Companies are, according to the survey, starting to draw comparisons between enterprise-grade UC tools and an increasing variety of tools offered at the consumer level by companies like Apple, Google and Facebook. While in the past UC was being held up against an aging PBX system or the like, today it's being held up against Google+ and the potentially upcoming Google Babble UC offering. With Facebook looking to make inroads of its own into VoIP tools and voice messaging, and Apple FaceTime still doing well, it's getting harder for companies to see why they should go the full enterprise tool route when many comparable solutions are coming available at no charge to the user.

Yet UC isn't taking the rise of the consumer threat lightly; one of the biggest potential hazards the UC world can offer in response comes from the Web-based real time communications (WebRTC) front. Still in its early stages, WebRTC offers a way to put voice and video directly into a Web browser, and several major players in UC, like Siemens, Avaya and Cisco--even Google's been seen getting into the act--are bringing out WebRTC projects to give the enterprise a lift. The major commercial vendors aren't quite so visible on this front--Microsoft is working on a similar project, likely to protect its investment in Skype, and Apple is staying comparatively mum--but many are looking to WebRTC to help unite a fractured market.

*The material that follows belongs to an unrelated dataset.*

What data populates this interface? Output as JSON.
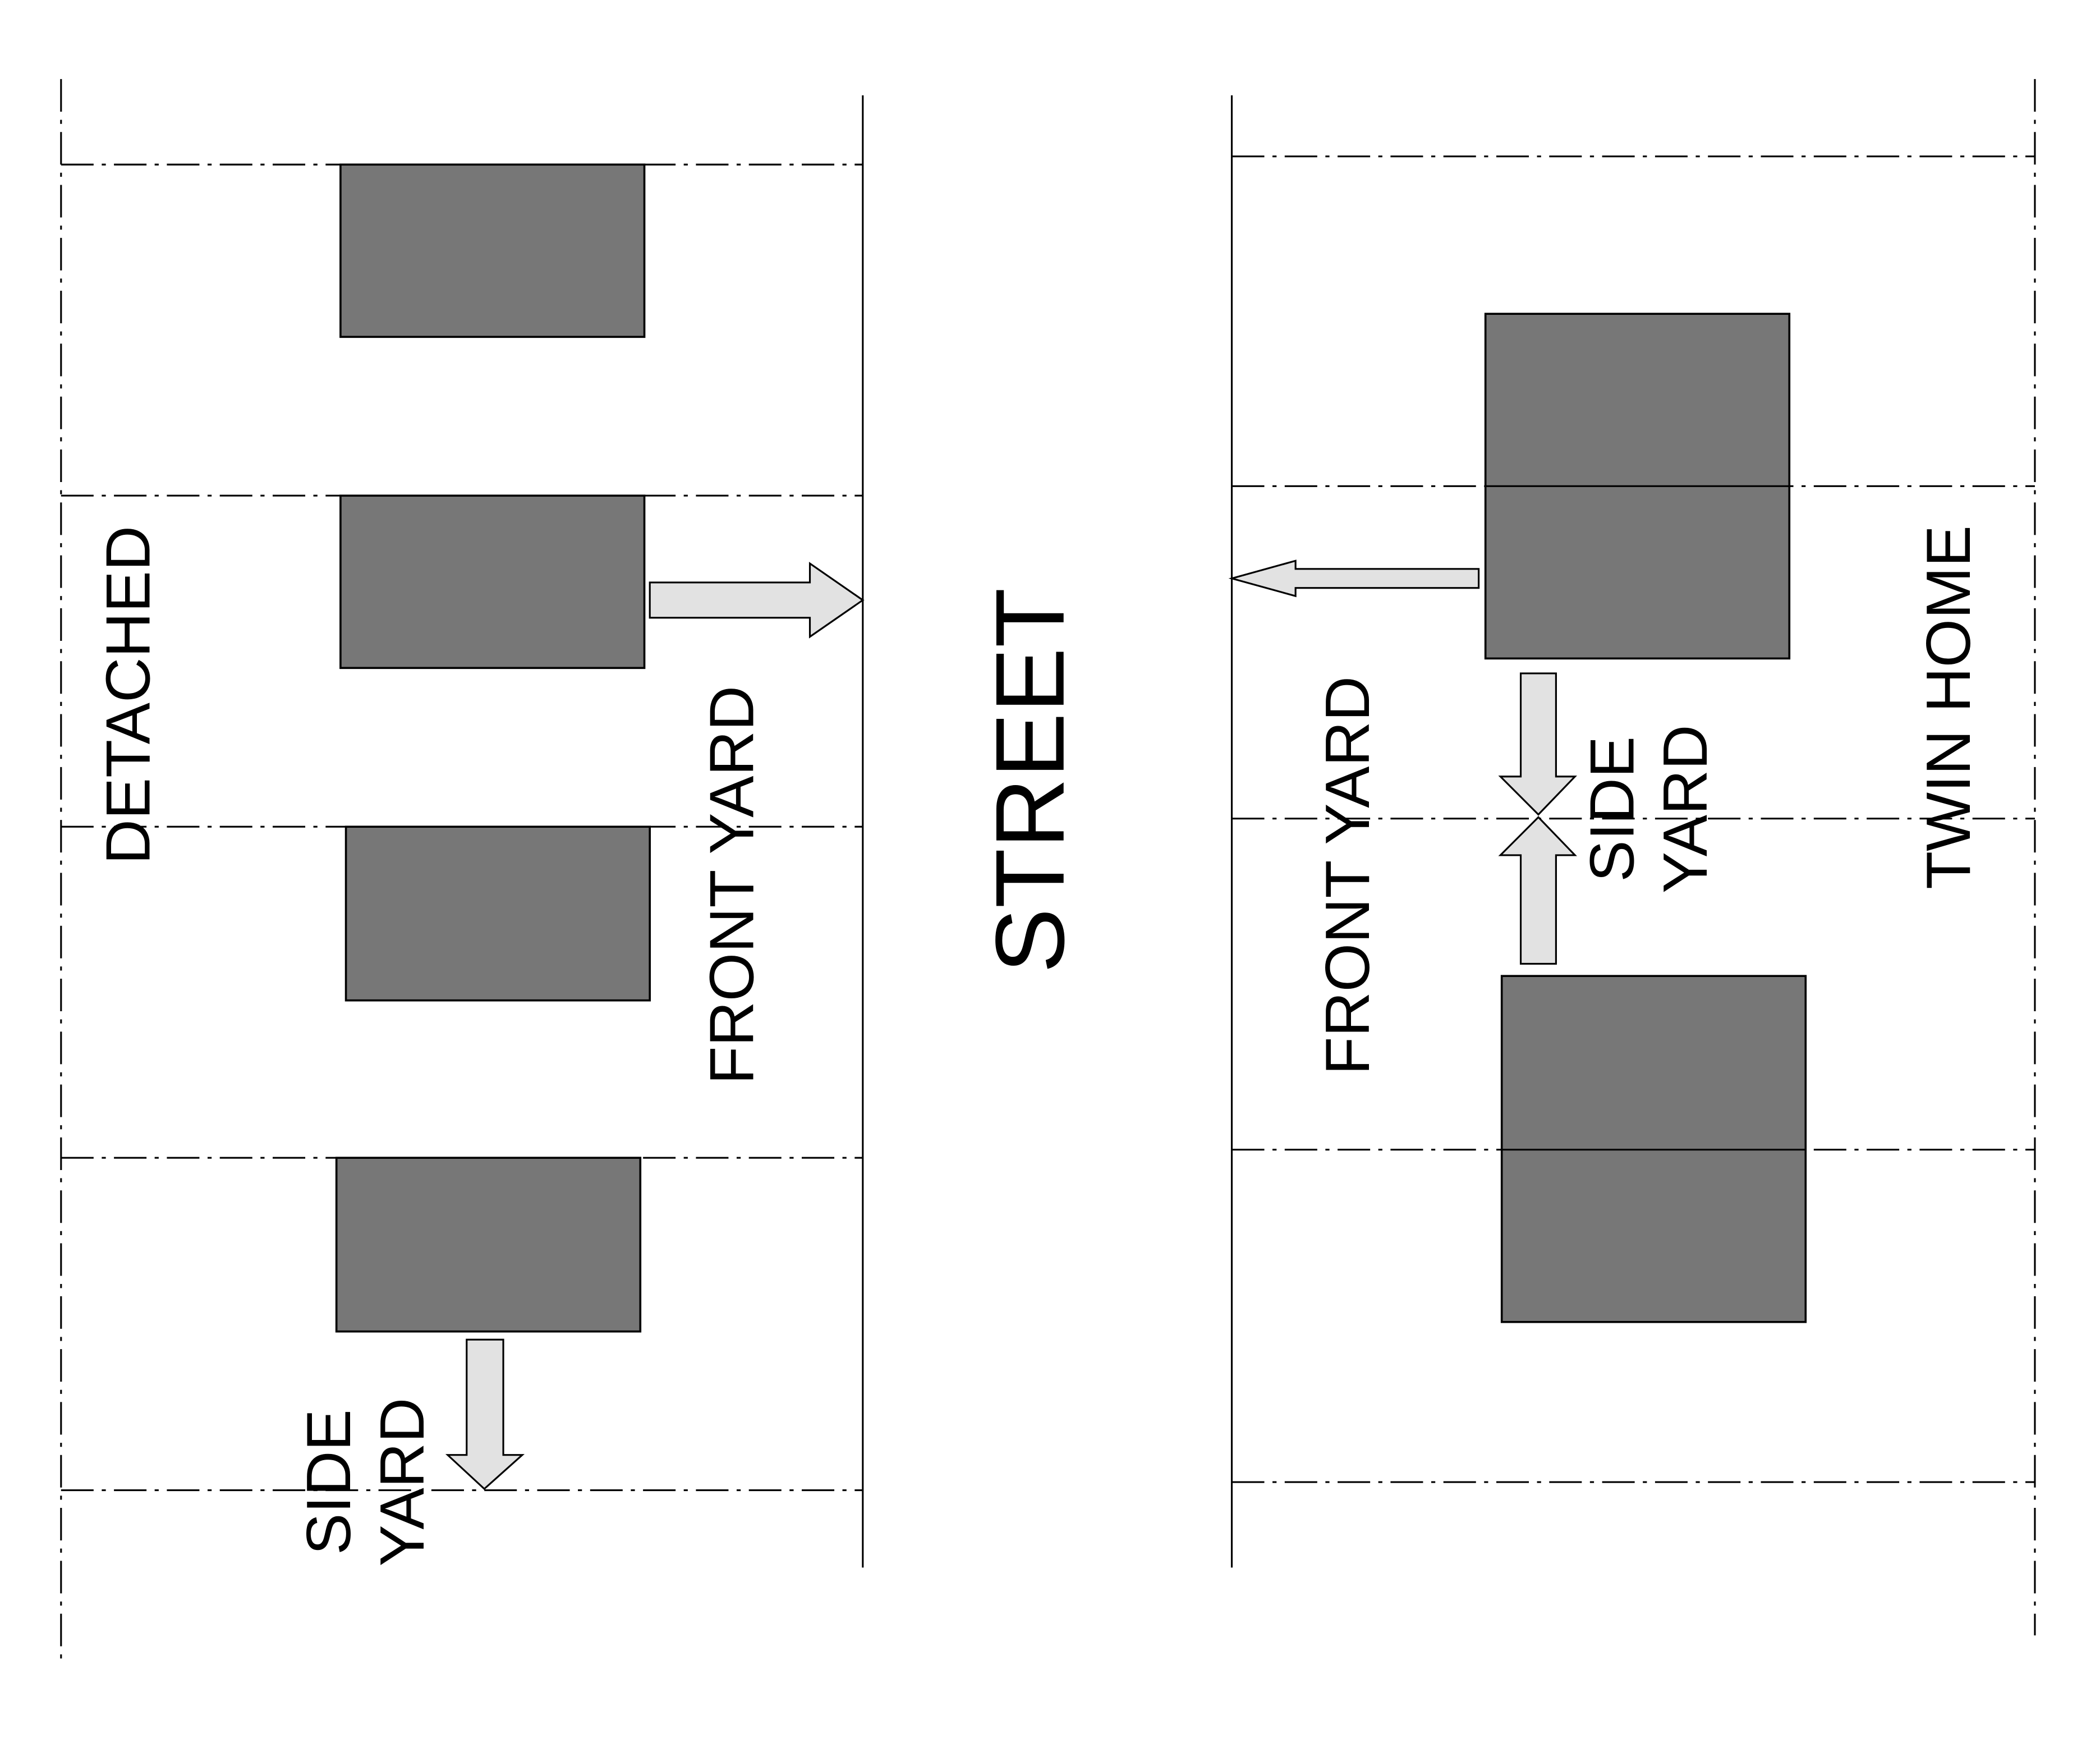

But as is the case with anything, the issue will likely be one of return on investment. Why would UC, even WebRTC, be better for the company than using low or even no-cost tools for the consumer? Are there security advantages? Efficiency improvements? What can be shown, and what can be proven, to be the kind of help that companies need that represents a better value than holding on to cash in a soft economy?

Answering these questions with UC, WebRTC or just about anything else will be just what a stalled project needs to get properly restarted and propelling a company toward success.